Series, a new social networking app built around conversation-based networking, has raised a $5.1 million pre-seed round. The funding drew an eye-catching mix of backers, including Venmo co-founder Iqram Magdon-Ismail, Pear VC, Reddit CEO Steve Huffman, and GPTZero founder Edward Tian.
Launched by Yale seniors Nathaneo Johnson (CEO) and Sean Hargrow, Series is positioning itself as a next-generation social platform focused on making warm connections easier—without forcing users to download yet another app or broadcast their personal contact details. Instead, Series runs entirely through iMessage, turning the texting interface people already use every day into a lightweight way to meet new collaborators, friends, or even potential dates.
Here’s how it works: users text a dedicated Series number in iMessage and describe who they are and who they want to meet. From there, Series replies with what it calls “shares”—a swipeable carousel of 10 image-based posts from other users who are looking for similar connections. Each card includes a photo and a short “ask,” and if someone catches your eye, you can press and hold to start a private conversation within the Series chat. The key detail: you can connect without revealing your personal phone number.
Johnson believes this kind of conversational interface is where tech is heading, as experiences shift away from traditional browsing and scrolling and toward direct, chat-driven discovery—similar to the broader move from search-style interfaces to AI-style conversations. Series reflects that shift, treating messaging as the main user interface for networking.

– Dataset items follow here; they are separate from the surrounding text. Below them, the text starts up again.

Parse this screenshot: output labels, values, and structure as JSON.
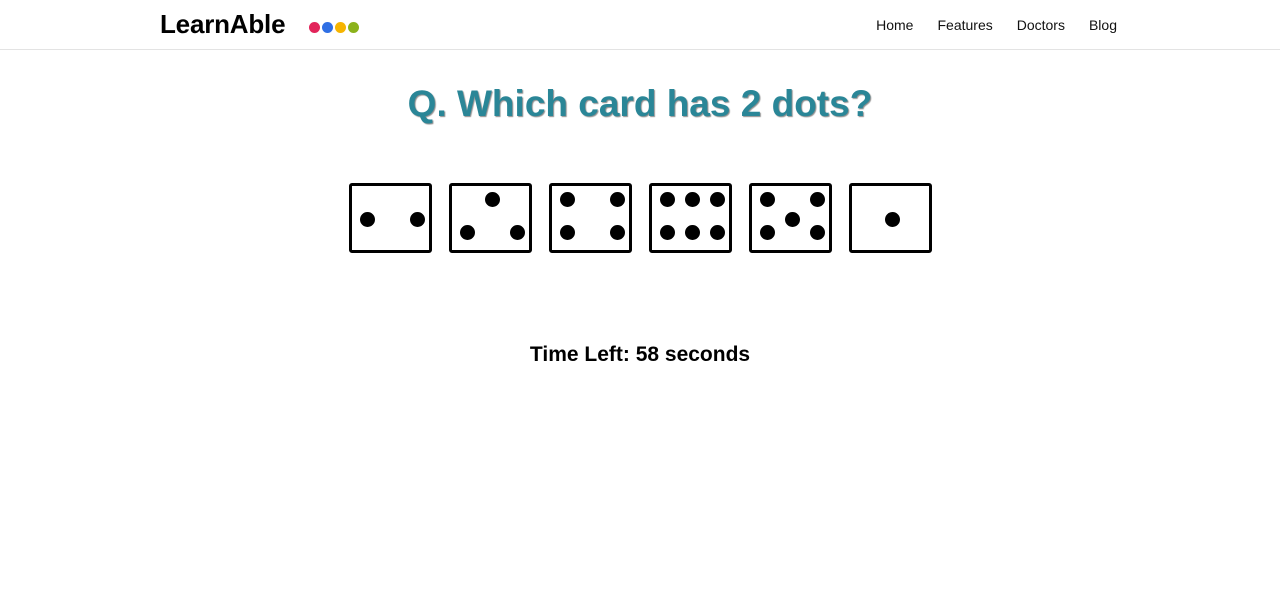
{
  "header": {
    "brand": "LearnAble",
    "brand_dot_colors": [
      "#e2245a",
      "#2f6fe4",
      "#f6b400",
      "#8bb21b"
    ],
    "nav": [
      {
        "label": "Home"
      },
      {
        "label": "Features"
      },
      {
        "label": "Doctors"
      },
      {
        "label": "Blog"
      }
    ]
  },
  "quiz": {
    "question": "Q. Which card has 2 dots?",
    "question_color": "#2a8697",
    "cards": [
      {
        "dots": 2
      },
      {
        "dots": 3
      },
      {
        "dots": 4
      },
      {
        "dots": 6
      },
      {
        "dots": 5
      },
      {
        "dots": 1
      }
    ],
    "timer_text": "Time Left: 58 seconds"
  }
}
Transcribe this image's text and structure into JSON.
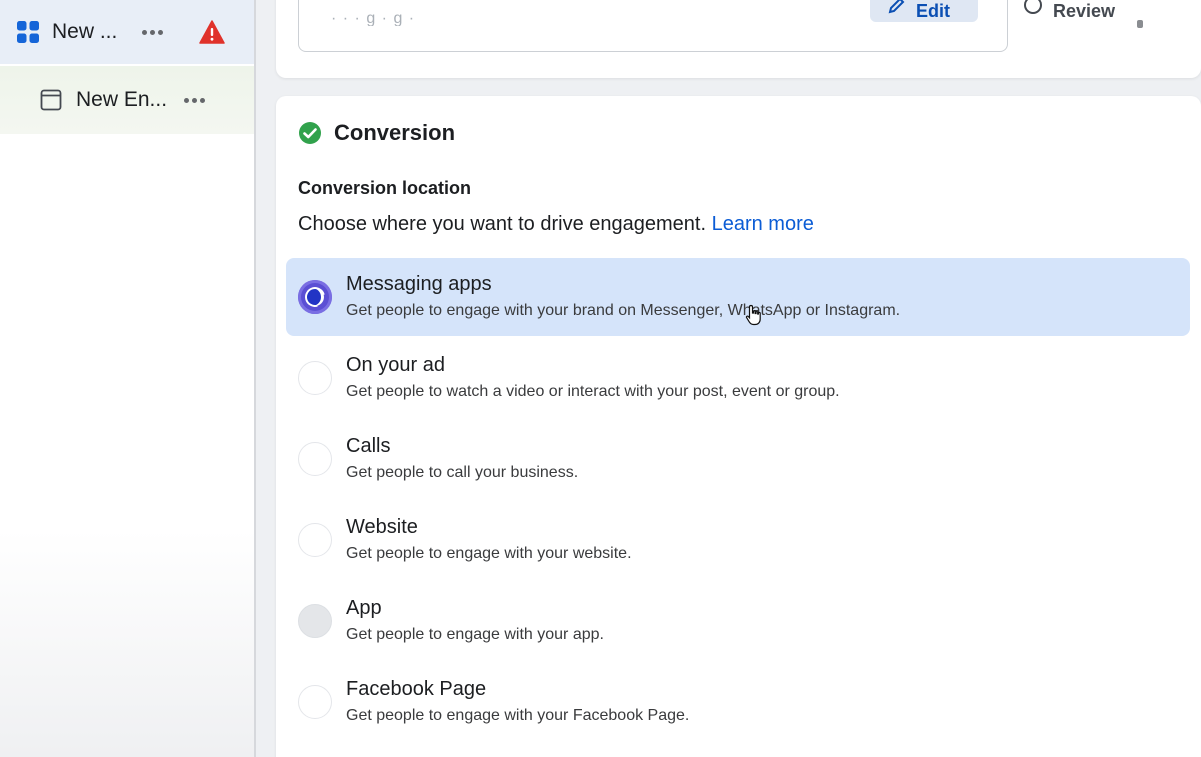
{
  "sidebar": {
    "campaign": {
      "label": "New ...",
      "icon": "grid-icon",
      "status_icon": "warning-icon"
    },
    "adset": {
      "label": "New En...",
      "icon": "page-icon"
    }
  },
  "header": {
    "edit_label": "Edit",
    "review_label": "Review"
  },
  "conversion": {
    "title": "Conversion",
    "location_title": "Conversion location",
    "location_desc": "Choose where you want to drive engagement.",
    "learn_more": "Learn more",
    "options": [
      {
        "title": "Messaging apps",
        "desc": "Get people to engage with your brand on Messenger, WhatsApp or Instagram.",
        "selected": true
      },
      {
        "title": "On your ad",
        "desc": "Get people to watch a video or interact with your post, event or group.",
        "selected": false
      },
      {
        "title": "Calls",
        "desc": "Get people to call your business.",
        "selected": false
      },
      {
        "title": "Website",
        "desc": "Get people to engage with your website.",
        "selected": false
      },
      {
        "title": "App",
        "desc": "Get people to engage with your app.",
        "selected": false,
        "disabled": true
      },
      {
        "title": "Facebook Page",
        "desc": "Get people to engage with your Facebook Page.",
        "selected": false
      }
    ]
  },
  "colors": {
    "accent": "#0b5cd5",
    "selected_bg": "#d5e4fa",
    "success": "#31a24c",
    "warning": "#e0322b"
  }
}
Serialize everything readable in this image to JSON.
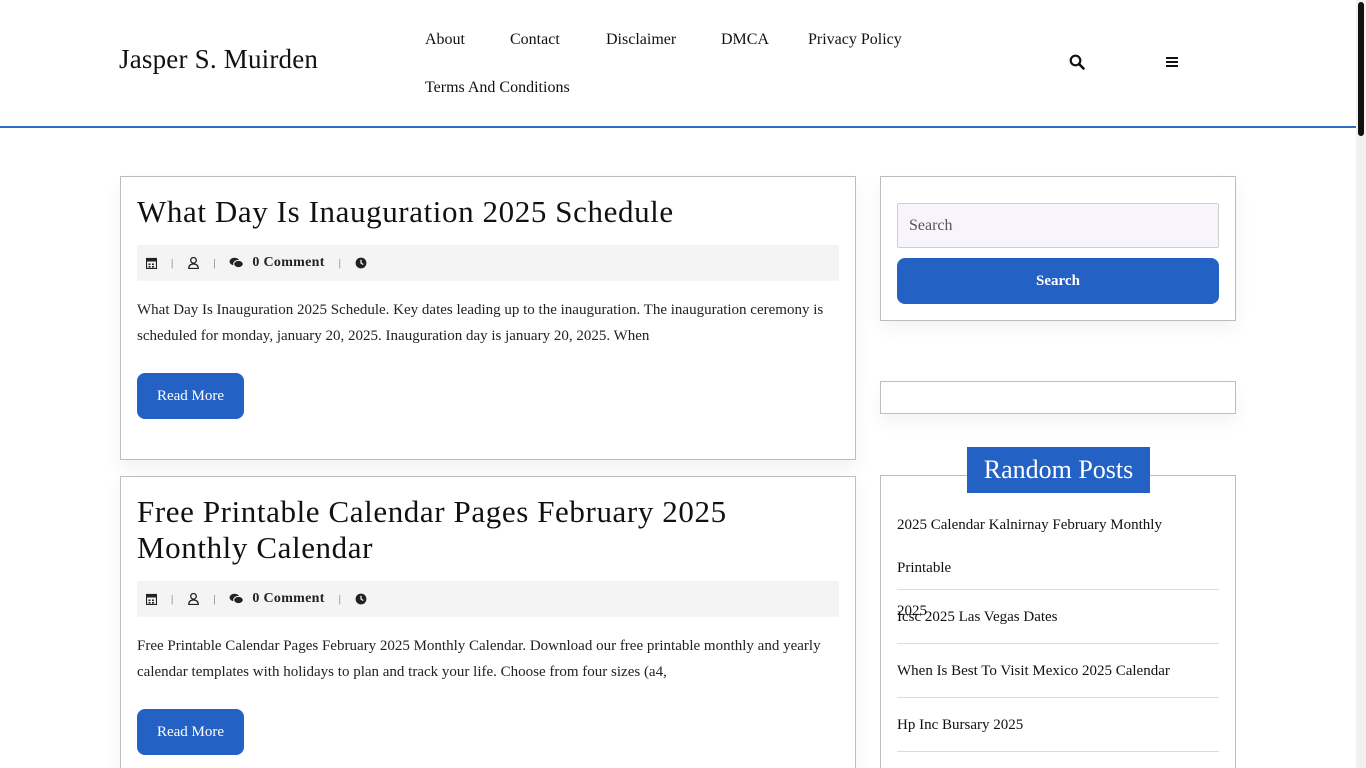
{
  "site": {
    "title": "Jasper S. Muirden"
  },
  "nav": {
    "items": [
      "About",
      "Contact",
      "Disclaimer",
      "DMCA",
      "Privacy Policy",
      "Terms And Conditions"
    ]
  },
  "header_icons": {
    "search": "search-icon",
    "menu": "menu-icon"
  },
  "posts": [
    {
      "title": "What Day Is Inauguration 2025 Schedule",
      "comment_count": "0 Comment",
      "excerpt_line1": "What Day Is Inauguration 2025 Schedule. Key dates leading up to the inauguration. The inauguration ceremony is",
      "excerpt_line2": "scheduled for monday, january 20, 2025. Inauguration day is january 20, 2025. When",
      "read_more": "Read More"
    },
    {
      "title_line1": "Free Printable Calendar Pages February 2025",
      "title_line2": "Monthly Calendar",
      "comment_count": "0 Comment",
      "excerpt_line1": "Free Printable Calendar Pages February 2025 Monthly Calendar. Download our free printable monthly and yearly",
      "excerpt_line2": "calendar templates with holidays to plan and track your life. Choose from four sizes (a4,",
      "read_more": "Read More"
    }
  ],
  "sidebar": {
    "search_placeholder": "Search",
    "search_button": "Search",
    "random_posts_heading": "Random Posts",
    "random_posts": [
      {
        "line1": "2025 Calendar Kalnirnay February Monthly Printable",
        "line2": "2025"
      },
      {
        "line1": "Icsc 2025 Las Vegas Dates"
      },
      {
        "line1": "When Is Best To Visit Mexico 2025 Calendar"
      },
      {
        "line1": "Hp Inc Bursary 2025"
      }
    ]
  },
  "colors": {
    "accent": "#2362c4",
    "header_border": "#2f6bc6",
    "meta_bg": "#f4f4f4"
  }
}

The founders’ interest in connection-driven tech started early at Yale. Johnson and Hargrow met while working on a podcast through the Yale Entrepreneurial Society, where they interviewed founders and CEOs and repeatedly saw how much “warm introductions” mattered in business. That insight shaped their thesis: build a product that can facilitate warm connections at scale. After multiple iterations, they landed on the current version of Series, then began fundraising in March 2025 while assembling a team of eight.
A scrappy launch strategy helped accelerate early momentum. The team made a LinkedIn trailer video that quickly went viral—an idea they came up with at 1 a.m., filmed overnight, and posted the next afternoon. Within two days, they had met their first investor.
Originally popular with college students, Series has recently expanded beyond campuses while still focusing on Gen Z and young professionals. According to Johnson, students use Series across more than 750 campuses. He also says activated users show strong engagement, with 82% retention through Day 30—performance the company compares favorably to early social platform benchmarks. While many people use Series for business networking, the platform has also seen use cases like dating and finding friends.
The fresh funding will go toward hiring more engineers and expanding product capabilities, signaling broader ambitions for a social networking platform that lives inside iMessage. After graduation, the company plans to stay on the East Coast, operating out of an office in Chelsea, New York, with the founders frequently commuting from New Haven.
Their decision to build in New York reflects a growing trend of consumer startups choosing “Silicon Alley” over Silicon Valley. Johnson says the team has already built a strong early network across the Ivy League and the broader East Coast, making New York a natural fit for the next phase.
Perhaps most notably, the founders haven’t dropped out of college. Johnson describes the challenge of balancing exams and essays with leading a growing startup, but says staying enrolled felt possible—and worthwhile. His takeaway is simple: the time people treat as “extra” can be the difference between staying stuck and building something real.